Based on the available pharmacological investigations concerning pathologies of IBS, fourth order cluster analysis further confirmed highest activity for STW 5 (++). All contributing single plant extracts showed weaker effects, falling into the lowest effect size (+), with bitter candy tuft, chamomile, and milk thistle being most active, followed by angelica and melissa ([Fig. 6 B ]). There may be several reasons for reduced effect sizes of STW 5′s single constituents in IBS. One major aspect is the heterogeneity of the pathophysiological puzzlestones in IBS. This is a major argument supporting the use of combination drugs like STW 5 in the treatment of multifactorial diseases like IBS. STW 5 offers a mixture of active ingredients, granting individual pharmacological activities resulting in combined, superior clinical effects. This heterogeneity increases the likelihood of single plant extracts being inactive in counteracting certain pathophysiologies, as can be seen in colonic neurotransmission (Table 3S , Supporting Information). Only bitter candytuft resulted in an increase of neurotransmission (which fits to its tonicizing effects), while angelica root, melissa leaf, and greater celandine resulted in a decrease. However, it has to be emphasized that both tonic and spasmolytic effects of STW 5 (partly mediated through its effects on neurotransmission) may be helpful in relieving patientsʼ symptoms, depending on the kind of complaints the individual patient suffers from.
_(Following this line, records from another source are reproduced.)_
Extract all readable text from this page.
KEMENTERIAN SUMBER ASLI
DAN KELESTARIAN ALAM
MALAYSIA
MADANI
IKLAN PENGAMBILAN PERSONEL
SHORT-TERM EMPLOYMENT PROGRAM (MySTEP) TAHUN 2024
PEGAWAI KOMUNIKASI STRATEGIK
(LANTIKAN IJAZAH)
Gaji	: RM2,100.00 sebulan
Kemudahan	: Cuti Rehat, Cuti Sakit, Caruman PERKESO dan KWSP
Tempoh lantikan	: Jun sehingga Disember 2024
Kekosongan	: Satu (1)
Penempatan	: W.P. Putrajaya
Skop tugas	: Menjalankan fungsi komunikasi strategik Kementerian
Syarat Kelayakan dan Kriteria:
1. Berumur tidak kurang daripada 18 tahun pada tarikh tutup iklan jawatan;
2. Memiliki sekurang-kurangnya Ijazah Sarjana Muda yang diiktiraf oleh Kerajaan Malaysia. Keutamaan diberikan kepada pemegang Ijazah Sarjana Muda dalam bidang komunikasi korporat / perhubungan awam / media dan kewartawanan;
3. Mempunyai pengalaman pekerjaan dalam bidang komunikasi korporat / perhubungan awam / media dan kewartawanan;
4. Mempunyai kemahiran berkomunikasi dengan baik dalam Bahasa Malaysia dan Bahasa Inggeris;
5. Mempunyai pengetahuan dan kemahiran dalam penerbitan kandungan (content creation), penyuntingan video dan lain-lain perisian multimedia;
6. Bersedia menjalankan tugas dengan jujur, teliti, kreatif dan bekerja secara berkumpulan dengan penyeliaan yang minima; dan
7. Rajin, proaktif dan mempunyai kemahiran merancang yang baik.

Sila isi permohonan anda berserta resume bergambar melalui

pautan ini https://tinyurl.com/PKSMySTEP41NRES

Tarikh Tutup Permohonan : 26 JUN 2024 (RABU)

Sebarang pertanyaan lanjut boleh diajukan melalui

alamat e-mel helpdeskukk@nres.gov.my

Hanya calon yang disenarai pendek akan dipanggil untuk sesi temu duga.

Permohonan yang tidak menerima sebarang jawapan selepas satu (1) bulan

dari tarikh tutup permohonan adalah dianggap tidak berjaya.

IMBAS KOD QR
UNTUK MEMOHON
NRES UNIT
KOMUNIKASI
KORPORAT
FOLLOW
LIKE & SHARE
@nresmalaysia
Overall, though contribution to the sum effect of STW 5 of single plant extracts is low, fourth order cluster analysis resulted in effect sizes ranging from 33 to 66%. This essential finding of our analysis holds true for the extremely broad range of pharmacological tests in which STW 5 has been investigated. This serves as solid platform for the already confirmed clinical efficacy of the extract combination in STW 5 in the treatment of IBS and helps us to understand that the composition STW 5 is the most powerful way to target patientsʼ symptoms, since no individual extract exerts an effect overall comparable to the STW 5 summation effect. Our analysis was not able to identify the STW 5 effect as just being an addition of the individual plant extract effects; the overall effect is rather constituted by additive, super-additive, and multiplicity effects.